Wow, that went quickly from what could have been an interesting discussion on ethics to accusations of amorality and labelings of psychological problems.
Is it ethical to wrangle students through inane, dull exercises that seem practically designed to kill their curiosity and desire to explore knowledge?
In that situation, would it not seem more ethical to get past the exercises in the quickest, least-damaging way possible to be able to do more fulfilling things in life?
Or is doing exercises a moral obligation, regardless of their ill effects on the student?
That's a discussion worth having. "You know, like a psychopath" short-circuits that.
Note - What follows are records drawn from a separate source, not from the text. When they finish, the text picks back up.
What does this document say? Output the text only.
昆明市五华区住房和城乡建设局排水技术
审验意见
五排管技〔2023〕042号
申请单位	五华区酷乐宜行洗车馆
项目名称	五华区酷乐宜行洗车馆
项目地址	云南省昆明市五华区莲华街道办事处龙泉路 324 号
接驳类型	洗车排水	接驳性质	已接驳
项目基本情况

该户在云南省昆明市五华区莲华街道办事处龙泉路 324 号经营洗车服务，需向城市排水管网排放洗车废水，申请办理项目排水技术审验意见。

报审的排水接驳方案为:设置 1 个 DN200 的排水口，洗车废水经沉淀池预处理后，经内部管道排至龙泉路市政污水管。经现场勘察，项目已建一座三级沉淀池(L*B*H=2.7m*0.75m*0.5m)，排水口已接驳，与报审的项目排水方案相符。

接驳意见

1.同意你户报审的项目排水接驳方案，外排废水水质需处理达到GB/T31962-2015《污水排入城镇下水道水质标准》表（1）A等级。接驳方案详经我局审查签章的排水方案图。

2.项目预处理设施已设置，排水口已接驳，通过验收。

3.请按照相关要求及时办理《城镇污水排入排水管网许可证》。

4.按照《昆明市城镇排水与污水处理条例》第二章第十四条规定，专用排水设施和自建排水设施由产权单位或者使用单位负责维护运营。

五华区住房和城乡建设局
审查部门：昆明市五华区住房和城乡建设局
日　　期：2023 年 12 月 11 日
> In that situation, would it not seem more ethical to get past the exercises in the quickest, least-damaging way possible to be able to do more fulfilling things in life?
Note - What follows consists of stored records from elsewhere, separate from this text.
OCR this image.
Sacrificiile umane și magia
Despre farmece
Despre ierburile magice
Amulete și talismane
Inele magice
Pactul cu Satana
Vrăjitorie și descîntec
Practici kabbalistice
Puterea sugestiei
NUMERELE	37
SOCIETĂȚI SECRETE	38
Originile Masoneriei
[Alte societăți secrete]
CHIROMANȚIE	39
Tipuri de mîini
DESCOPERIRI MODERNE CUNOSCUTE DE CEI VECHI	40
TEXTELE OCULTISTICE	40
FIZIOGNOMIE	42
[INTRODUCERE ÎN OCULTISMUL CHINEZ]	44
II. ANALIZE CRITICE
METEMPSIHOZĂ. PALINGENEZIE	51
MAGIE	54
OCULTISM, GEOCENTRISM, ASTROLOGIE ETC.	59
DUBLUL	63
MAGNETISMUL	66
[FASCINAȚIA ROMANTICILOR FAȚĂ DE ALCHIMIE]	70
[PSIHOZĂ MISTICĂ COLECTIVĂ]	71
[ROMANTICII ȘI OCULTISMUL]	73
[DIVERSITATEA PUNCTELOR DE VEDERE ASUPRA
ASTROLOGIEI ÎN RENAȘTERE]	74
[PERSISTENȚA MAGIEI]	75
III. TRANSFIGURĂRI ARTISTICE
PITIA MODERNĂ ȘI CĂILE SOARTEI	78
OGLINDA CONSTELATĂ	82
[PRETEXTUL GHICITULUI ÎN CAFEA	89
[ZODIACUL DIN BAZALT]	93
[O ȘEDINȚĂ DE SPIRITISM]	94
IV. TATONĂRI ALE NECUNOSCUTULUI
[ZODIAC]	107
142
Or is doing exercises a moral obligation, regardless of their ill effects on the student?
If you only care about yourself and not the impact on others. Cheating is not a zero sum game. You are depriving others, and are committing fraud.
Perhaps the least damaging way would be to seek professional help to better yourself so you can cope with any “ill effects” you get from doing “inane, dull exercises”.
Or finding a course or career that doesn’t require you to endure activities you don’t want to do. Running your own business maybe.
I feel like you're the one unhelpfully flinging accusations. Apparently I'm not allowed to respond in the way I did? Your comment itself seems to "go quickly" from ethical discussion to short-circuiting that with feigned surprise - "Wow". Your first and last paragraphs do little but accuse/label, and your comment would be far better without them. But then it would just consist of 3 apparently rhetorical and rather loaded questions. It seems they're actually making a statement - so why not actually make that statement, actually say what you wanted to say, instead of letting the unspoken do all the work, and making me guess what that statement is.
What I was saying was amoral and psychopath-like was the act of "excluding ethics from the picture". You have reacted as if I'd said that the person I responded to had those qualities. Sorry I wasn't clearer, to avoid that apparent misunderstanding.
Your questions seem puzzled, irritated, as if I obviously have no common sense or understanding of what life's like, and you've had to instruct me in the basic realities, like a condescending teacher to an unlearning novice. I'm not sure what I said that suggests that. I would've thought it would be uncontroversial, a mere repeating of the dictionary definition, to suggest that to exclude ethics from the picture when acting in life is amoral, and like a psychopath.
> Is it ethical to wrangle students through inane, dull exercises that seem practically designed to kill their curiosity and desire to explore knowledge?
You mean like what they are going to have to do when they actually start working?
You can always discuss the fact that the exercises are bone chillingly boring with the professor, and potentially you don’t even have to do them because all your score comes from the test.
But at the end of the day, if your professor/boss tells you to do the boring stuff, you either do it, quit, or get fired.
They are students attending a university to learn new material from a professor who is an expert in the material and has taken the course themselves. The “inane, dull exercises” may be what is expected in the career path chosen.
Cheating only kicks the can down the road to a failed career and possibly even criminal behavior. Best path for a student with that attitude is to drop the course or push through it and reevaluate their educational choices.
Is it ethical to wrangle students through inane, dull exercises that seem practically designed to kill their curiosity and desire to explore knowledge?
In that situation, would it not seem more ethical to get past the exercises in the quickest, least-damaging way possible to be able to do more fulfilling things in life?
Or is doing exercises a moral obligation, regardless of their ill effects on the student?
That's a discussion worth having. "You know, like a psychopath" short-circuits that.